La squadra di Report guidata da Milena Gabanelli ha l’indubbio merito di approfondire temi importanti e spesso trascurati, tra l’altro scatenando l’entusiasmo del mio co-autore. Un lavoro prezioso e che stimo, utile a creare un dibattito pubblico di qualità indubbia: soprattutto se l’alternativa degli altri canali Rai è Bruno Vespa.
Ma c’è un ma. La squadra di Report spesso lavora a tema, a volte in modo feroce. Tagliando le interviste, spezzando le argomentazioni fino a renderle irroconoscibili. E dando le informazioni in una direzione sola, creando una realtà preconfezionata.
Il servizio dedicato all’OLT andato in onda lunedì putroppo non fa eccezione. Del rigassificatore mi sono già occupato e senza dubbio la questione del fattore di garanzia è complessa e controversa. Report purtroppo affronta la questione con furore manicheo.

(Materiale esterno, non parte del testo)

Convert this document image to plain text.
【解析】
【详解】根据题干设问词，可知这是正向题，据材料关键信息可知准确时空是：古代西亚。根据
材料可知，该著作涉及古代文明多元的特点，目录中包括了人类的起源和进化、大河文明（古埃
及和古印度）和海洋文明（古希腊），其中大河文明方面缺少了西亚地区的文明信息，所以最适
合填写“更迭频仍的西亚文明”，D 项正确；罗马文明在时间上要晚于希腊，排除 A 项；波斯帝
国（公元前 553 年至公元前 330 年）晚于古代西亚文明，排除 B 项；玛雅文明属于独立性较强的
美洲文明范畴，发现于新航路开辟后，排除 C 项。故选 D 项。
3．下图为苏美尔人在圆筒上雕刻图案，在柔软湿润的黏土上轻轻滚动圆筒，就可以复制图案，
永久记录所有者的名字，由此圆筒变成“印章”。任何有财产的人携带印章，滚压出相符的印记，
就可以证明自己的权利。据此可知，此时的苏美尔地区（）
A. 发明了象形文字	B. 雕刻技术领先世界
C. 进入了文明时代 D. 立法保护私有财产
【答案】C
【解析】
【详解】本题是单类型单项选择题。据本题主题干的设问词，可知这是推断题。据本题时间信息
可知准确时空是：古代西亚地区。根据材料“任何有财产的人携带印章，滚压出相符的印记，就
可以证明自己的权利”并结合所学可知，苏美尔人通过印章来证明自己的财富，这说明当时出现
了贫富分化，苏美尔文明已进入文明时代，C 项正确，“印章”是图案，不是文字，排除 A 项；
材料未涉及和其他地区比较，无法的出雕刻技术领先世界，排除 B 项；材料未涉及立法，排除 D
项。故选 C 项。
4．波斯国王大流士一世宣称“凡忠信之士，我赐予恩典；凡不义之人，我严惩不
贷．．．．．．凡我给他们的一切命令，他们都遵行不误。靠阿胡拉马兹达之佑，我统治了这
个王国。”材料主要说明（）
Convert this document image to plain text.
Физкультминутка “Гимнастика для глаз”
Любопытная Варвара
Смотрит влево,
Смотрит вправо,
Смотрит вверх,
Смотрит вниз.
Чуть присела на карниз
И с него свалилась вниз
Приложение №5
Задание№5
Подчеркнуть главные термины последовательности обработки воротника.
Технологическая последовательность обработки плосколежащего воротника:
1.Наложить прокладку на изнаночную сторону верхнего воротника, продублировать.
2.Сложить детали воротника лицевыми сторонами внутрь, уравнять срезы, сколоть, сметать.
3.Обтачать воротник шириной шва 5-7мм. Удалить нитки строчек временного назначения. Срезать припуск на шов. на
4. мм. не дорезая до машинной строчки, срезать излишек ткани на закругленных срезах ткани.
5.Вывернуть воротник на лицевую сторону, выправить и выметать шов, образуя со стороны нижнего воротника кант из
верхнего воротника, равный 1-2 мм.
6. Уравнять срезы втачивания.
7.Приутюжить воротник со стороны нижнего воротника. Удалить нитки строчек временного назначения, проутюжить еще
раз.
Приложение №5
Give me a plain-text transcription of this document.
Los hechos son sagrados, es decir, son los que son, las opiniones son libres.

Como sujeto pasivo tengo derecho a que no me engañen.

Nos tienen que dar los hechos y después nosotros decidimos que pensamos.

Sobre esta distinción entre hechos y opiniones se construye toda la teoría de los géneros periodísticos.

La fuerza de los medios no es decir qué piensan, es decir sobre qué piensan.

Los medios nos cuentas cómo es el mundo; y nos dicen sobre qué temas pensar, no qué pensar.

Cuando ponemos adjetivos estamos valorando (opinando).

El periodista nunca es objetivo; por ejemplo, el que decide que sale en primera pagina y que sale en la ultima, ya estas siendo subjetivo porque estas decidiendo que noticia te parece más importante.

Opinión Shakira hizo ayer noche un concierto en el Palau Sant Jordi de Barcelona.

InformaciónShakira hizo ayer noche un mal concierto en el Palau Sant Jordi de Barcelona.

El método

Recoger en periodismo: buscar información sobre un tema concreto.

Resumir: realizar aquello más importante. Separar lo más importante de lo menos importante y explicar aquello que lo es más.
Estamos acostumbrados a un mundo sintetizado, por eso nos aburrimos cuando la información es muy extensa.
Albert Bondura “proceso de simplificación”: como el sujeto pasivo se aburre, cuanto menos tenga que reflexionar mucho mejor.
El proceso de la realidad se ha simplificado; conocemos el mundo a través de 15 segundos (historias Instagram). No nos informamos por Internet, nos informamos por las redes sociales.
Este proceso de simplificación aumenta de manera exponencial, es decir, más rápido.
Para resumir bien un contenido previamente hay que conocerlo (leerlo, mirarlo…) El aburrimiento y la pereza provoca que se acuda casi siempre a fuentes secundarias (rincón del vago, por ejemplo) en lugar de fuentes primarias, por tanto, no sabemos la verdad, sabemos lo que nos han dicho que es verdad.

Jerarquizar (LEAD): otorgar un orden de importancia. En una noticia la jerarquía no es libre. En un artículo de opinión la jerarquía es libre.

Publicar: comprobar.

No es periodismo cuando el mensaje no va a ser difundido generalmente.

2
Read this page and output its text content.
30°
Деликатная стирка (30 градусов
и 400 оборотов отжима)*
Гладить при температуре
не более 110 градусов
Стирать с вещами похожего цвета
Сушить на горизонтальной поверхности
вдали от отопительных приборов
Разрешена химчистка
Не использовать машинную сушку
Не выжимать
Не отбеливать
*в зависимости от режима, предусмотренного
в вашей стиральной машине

Per esempio, si cita con sottile allusione complottistica il fatto che Eni sapesse già a inizio anni 2000 che ci sarebbe stata una “bolla del gas”. Peccato che la teoria della bolla del gas fosse una delle armi negoziali di Eni, che in cambio dell’eleminazione delle clausole di destinazione sulle importazioni di gas russo (2003) ottenne uno stop di fatto alla costruzione in Italia dei rigassificatori, che avrebbero introdotto troppa concorrenza. E in ogni caso nelle previsioni di Eni la bolla (poi smentita) sarebbe arrivata dopo la realizzazione di molte infrastrutture che in realtà sono rimaste sulla carta.
Quanto alla crisi dei consumi (-17% tra il 2008 e il 2013), vero che la crisi economica ha avuto un peso. Ma è altrettanto vero che a pesare sui consumi di gas è stata la concorrenza delle rinnovabili sussidiate, che hanno eroso quote di mercato alle centrali a gas.
Tra il 2011 e il 2013, a calare sono stati solo i consumi per il termoelettrico: -25%. Pari a 7 Gmc/a, ossia quasi quasi il doppio di un OLT (3,75 Gmc). Visto che nel frattempo la domanda elettrica è diminuità “solo” del 5%, l’effetto della concorrenza delle rinnovabili è evidente.
E i sussidi alle rinnovabili sono stati decisi a livello politico: difficile non tenerne conto. Inoltre, come nel caso del capacity payment, se non si vuole un monopolista ma si vuole un mercato, in ogni caso serve che qualcuno produca alcuni “beni pubblici” (capacità di importazione, capacità di generazione). La regolazione non può non intervenire e ripartire oneri e costi: viceversa sarebbe il caos, o un ritorno allo monopolio statale.
Che il management di OLT abbia sbagliato la “scommessa d’impresa” è fuori discussione e parte dei costi è naturale che ricadano sugli azionisti. Ma visto che il contesto è cambiato (anche) per l’intervento pubblico e che in ogni caso l’infrastruttura indubbiamente aumenta la sicurezza del sistema gas italiano, la questione andrebbe forse affrontata con un po’ più di equilibrio e pragmatismo.